Capernaum

 Capernaum. 

Many people, when they think of the folks who get to vote for the Oscars and other film awards, picture ultra-rich Hollywood moguls and influential media voices and such, but that’s not really the way it is. Award deciders are regular people just like you and me. Well, they’re just like you and me in that they’re in Aspen for the holidays, but they’re still regular people.

The point is: They have jobs. So as much as they might like to see every movie that comes along, it’s pretty hard to do. That’s why, smartly enough, Aspen Film’s annual Academy Screenings, which run this Wednesday through Sunday, Dec. 26-30, take place this time of year, when a number of voters are here in town.
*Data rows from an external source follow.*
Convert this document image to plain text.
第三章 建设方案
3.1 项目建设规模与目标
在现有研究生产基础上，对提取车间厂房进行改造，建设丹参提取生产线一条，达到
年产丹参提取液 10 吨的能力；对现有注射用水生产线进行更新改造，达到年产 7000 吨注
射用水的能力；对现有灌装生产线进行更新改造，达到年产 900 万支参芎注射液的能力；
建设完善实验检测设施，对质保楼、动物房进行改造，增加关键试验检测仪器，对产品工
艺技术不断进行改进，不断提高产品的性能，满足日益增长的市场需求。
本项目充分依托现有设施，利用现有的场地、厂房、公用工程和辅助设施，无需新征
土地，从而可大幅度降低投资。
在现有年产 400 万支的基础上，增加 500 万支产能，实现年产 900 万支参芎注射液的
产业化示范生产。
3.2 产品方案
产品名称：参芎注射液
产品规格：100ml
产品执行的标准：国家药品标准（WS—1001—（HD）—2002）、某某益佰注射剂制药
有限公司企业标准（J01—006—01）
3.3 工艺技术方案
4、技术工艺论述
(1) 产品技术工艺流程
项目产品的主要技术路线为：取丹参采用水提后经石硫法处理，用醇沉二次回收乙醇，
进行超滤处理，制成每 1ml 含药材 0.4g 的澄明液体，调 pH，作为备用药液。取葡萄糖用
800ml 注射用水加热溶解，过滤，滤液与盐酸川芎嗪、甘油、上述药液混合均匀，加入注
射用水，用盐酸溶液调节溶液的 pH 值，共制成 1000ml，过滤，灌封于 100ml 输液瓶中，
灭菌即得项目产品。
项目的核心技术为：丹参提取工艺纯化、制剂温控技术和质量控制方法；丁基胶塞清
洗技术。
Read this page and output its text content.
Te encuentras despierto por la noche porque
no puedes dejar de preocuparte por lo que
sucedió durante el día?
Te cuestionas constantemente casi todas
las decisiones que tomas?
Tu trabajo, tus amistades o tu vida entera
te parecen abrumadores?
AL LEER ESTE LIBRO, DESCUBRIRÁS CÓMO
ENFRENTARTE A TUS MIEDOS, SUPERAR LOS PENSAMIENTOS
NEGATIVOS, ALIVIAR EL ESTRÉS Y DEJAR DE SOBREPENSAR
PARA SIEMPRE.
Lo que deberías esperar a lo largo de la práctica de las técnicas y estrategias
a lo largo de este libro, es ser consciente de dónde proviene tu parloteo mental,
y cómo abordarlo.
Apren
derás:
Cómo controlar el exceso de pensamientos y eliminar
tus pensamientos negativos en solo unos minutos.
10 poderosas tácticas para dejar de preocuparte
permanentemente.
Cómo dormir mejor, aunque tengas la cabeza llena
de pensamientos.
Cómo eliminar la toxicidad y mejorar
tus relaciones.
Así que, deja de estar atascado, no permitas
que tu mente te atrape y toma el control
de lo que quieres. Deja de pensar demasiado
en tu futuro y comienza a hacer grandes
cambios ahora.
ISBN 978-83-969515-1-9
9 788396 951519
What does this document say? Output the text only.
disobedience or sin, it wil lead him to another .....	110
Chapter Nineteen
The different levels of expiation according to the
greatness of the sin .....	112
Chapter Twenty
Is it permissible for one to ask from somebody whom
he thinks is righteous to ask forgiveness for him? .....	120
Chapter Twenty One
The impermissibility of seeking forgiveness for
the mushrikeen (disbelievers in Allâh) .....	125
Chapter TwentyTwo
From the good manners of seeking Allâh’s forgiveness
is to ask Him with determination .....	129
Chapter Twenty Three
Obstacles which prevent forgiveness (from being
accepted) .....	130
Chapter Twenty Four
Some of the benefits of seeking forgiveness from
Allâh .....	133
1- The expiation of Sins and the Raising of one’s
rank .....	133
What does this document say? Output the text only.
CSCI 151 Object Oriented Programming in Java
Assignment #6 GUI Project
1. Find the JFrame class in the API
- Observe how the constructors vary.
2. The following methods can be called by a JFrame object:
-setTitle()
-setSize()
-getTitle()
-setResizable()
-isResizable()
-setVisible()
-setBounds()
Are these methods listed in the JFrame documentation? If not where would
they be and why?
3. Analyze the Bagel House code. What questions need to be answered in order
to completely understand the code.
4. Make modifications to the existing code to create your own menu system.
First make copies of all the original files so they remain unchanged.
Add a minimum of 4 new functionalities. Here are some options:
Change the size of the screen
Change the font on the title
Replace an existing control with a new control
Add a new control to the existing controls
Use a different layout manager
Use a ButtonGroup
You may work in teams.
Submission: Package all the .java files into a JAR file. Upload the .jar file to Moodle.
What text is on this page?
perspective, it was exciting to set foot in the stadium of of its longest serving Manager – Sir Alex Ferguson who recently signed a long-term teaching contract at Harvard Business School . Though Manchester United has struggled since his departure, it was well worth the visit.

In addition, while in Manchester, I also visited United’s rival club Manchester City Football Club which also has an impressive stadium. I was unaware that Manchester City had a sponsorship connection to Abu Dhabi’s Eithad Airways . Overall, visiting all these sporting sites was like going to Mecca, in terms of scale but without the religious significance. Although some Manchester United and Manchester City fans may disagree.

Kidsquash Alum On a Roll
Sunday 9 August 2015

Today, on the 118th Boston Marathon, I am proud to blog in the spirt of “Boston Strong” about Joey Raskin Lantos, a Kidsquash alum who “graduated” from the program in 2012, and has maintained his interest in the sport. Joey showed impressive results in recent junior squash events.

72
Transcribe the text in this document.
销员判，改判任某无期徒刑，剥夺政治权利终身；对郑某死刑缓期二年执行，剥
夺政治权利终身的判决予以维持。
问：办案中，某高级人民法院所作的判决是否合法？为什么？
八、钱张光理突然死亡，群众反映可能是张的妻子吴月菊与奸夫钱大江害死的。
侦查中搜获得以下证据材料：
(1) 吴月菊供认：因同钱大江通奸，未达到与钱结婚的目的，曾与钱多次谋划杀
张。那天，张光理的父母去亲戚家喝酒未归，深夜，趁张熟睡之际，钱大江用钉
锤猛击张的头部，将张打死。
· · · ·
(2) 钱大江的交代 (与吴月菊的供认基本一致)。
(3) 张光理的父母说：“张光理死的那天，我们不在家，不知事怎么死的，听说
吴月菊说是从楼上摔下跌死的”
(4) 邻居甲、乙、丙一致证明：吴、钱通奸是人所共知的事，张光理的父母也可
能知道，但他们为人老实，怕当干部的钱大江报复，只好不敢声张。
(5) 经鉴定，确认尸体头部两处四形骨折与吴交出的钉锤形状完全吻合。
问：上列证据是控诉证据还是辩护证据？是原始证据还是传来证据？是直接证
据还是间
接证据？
Think of the five-day program of award-nominated movies as an all-night college cram session so that voters can study up before they cast their Oscar ballots. The movie theaters in their home towns likely showed big-budget films like “Black Panther” and “A Star Is Born,” but chances are they didn’t get movies like “Capernaum” and “Roma,” both of which are nominated for the Best Foreign-Language Film Oscar and both of which, uncoincidentally, will be playing in Aspen as part of the Academy Screenings.

“We really tried to focus on things that have not been out in the marketplace for months and months,” said Susan Wrubel, Aspen Film’s executive director and artistic director, who programmed the Academy Screenings lineup. “I tried to do a balance of great foreign-language, because we have so many exceptional foreign-language films this year, mixed with big, buzzy indie and independent crossover films.”

Wrubel’s selections make for a fascinating combination of eagerly anticipated dramas, like the Dick Cheney biopic “Vice” and the Julia Roberts mother-son vehicle “Ben Is Back,” to movies that most folks have never heard of before. In fact, only about three of the 15 movies have played on a big screen in the valley so far, meaning this may be the only chance we’ll get to see them around here.

The Academy Screenings are designed to allow voters to brush up on some of the lesser-known nominees, admittedly, but the real winners in the whole scenario are the rest of us regular people. We may not get to vote for the Oscars, and our Aspen holidays might consist of an 80-hour work week, but we like award-nominated movies, too, and thanks to Aspen Film, we get a bunch of them right after Christmas. It’s almost like a present from a not-so-secret Santa.

The Academy Screenings films will be shown at the Wheeler Opera House (Wednesday, Thursday and Sunday) and the Paepcke Auditorium (Friday and Saturday). The full lineup and show times can be found at aspenfilm.org.